With global air travel up about 7 percent, according to the International Air Transport Association, airlines, including American Airlines Group Inc. (NASDAQ: AAL), are upgrading their fleets. Carriers are ordering new aircrafts, making companies that make parts attractive targets.

The most high-profile deal in the sector is the $37 billion purchase of Precision Castparts by Warren Buffett’s Berkshire Hathaway Inc. (NYSE: BRK.A). In the months leading up to the deal, Precision was busy buying up rivals. First, Precision said it would buy Composites Horizons LLC, which makes high-temperature composites used in engines, from American Industrial Partners for undisclosed terms. Then, Precision said it would purchase Noranco Inc., which makes parts for engines and landing gear, from MidOcean Partners and PSP Investments, for $560 million.

Heico Corp. (NYSE: HEI) has also been active in the aerospace sector. Earlier in 2015, the airplanes parts maker completed the acquisition of data collector Midwest Microwave Solutions Inc. and announced plans to buy composites maker Astroseal Products Corp. In addition, Heico is purchasing F-16 parts maker Aerospace & Commercial Technologies. Heico indicated that will look for additional acquisitions in the aerospace manufacturing sector.

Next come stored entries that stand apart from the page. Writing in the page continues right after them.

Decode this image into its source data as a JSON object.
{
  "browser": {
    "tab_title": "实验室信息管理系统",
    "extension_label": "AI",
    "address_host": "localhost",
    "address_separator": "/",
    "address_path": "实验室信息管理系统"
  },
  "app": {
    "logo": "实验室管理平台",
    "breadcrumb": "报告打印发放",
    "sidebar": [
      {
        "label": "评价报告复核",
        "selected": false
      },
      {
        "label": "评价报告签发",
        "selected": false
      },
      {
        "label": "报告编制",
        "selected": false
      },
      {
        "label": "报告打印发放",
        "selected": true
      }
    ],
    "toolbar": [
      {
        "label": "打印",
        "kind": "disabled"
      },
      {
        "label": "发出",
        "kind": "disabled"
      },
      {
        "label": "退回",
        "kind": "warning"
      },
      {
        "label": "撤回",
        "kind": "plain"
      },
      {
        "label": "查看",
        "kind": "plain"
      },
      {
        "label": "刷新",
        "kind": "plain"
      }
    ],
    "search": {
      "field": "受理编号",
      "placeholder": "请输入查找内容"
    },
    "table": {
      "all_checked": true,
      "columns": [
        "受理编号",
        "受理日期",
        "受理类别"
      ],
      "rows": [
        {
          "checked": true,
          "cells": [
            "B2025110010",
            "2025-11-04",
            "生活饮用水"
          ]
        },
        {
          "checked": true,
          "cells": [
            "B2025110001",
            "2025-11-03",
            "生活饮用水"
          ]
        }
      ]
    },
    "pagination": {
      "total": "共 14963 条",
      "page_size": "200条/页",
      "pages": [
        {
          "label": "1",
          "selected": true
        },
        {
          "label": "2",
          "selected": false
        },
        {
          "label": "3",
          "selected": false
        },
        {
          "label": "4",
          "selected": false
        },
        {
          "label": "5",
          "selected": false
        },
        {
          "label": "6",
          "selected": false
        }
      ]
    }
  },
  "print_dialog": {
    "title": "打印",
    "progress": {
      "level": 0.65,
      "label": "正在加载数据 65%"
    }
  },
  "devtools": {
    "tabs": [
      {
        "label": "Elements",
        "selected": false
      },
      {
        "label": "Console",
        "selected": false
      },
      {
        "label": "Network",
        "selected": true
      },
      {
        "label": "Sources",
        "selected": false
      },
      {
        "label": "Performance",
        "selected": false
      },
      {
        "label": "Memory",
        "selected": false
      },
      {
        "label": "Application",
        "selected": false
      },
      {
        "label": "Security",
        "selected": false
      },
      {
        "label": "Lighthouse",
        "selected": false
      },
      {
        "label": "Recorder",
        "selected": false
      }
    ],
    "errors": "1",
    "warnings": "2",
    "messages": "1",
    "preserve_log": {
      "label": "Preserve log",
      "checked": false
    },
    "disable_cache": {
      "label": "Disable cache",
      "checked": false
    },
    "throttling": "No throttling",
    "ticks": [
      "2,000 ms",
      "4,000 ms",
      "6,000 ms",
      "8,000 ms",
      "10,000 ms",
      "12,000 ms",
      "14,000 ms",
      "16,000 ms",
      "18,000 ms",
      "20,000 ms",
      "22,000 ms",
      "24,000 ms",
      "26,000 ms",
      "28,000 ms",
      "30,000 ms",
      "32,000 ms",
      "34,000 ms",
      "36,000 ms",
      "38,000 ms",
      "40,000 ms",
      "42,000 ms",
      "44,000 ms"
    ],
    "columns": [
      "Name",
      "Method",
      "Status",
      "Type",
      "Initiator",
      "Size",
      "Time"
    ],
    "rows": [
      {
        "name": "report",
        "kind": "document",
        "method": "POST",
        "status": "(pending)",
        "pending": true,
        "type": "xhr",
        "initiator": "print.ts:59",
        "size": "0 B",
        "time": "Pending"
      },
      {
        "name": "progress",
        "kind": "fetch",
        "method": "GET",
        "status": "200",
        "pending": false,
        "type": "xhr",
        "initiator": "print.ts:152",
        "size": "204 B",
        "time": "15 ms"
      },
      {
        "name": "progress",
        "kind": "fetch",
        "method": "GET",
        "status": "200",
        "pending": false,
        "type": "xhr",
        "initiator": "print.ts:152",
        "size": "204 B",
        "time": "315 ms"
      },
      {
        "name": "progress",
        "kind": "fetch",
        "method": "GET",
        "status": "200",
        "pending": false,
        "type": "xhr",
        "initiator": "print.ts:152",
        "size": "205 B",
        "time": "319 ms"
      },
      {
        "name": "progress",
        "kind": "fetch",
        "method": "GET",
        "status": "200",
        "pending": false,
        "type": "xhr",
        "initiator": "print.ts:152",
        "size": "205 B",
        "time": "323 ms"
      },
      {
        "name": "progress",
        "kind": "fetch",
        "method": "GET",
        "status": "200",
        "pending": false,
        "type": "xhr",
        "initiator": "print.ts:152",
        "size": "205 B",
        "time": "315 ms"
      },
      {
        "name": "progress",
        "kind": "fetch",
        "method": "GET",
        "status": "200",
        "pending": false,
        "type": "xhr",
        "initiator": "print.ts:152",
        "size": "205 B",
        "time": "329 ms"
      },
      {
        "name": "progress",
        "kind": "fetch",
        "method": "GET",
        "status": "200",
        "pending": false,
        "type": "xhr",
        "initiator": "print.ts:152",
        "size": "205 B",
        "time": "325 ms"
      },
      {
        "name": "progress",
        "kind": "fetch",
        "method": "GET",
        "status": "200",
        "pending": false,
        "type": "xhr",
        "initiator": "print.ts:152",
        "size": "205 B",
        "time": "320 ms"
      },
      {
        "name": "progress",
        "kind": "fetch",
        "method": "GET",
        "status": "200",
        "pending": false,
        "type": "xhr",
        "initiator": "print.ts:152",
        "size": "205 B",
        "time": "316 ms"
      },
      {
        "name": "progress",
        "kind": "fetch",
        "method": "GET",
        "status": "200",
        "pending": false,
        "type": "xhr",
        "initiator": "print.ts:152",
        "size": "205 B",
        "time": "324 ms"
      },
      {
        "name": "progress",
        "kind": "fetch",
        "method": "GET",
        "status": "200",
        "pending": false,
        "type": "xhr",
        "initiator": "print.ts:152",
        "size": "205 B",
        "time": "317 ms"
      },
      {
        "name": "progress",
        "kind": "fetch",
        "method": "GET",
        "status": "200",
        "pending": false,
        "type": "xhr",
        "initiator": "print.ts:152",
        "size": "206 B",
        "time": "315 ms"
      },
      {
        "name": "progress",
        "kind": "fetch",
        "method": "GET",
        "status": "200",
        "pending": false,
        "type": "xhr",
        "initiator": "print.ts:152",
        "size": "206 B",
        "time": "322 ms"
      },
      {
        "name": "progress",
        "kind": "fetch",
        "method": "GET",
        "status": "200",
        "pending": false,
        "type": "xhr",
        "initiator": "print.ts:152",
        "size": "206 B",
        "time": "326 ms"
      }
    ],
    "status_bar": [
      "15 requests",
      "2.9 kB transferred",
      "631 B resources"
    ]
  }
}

PE firms have been raising funds specifically to acquire aerospace companies. For instance, earlier in 2015, Apollo Aviation Group (not affiliated with Apollo Global Management LLC) raised its third fund, valued at $833 million. The firm owns 18 planes with the majority of them being leased to airlines, while the rest of them will be sold or taken apart and sold for parts.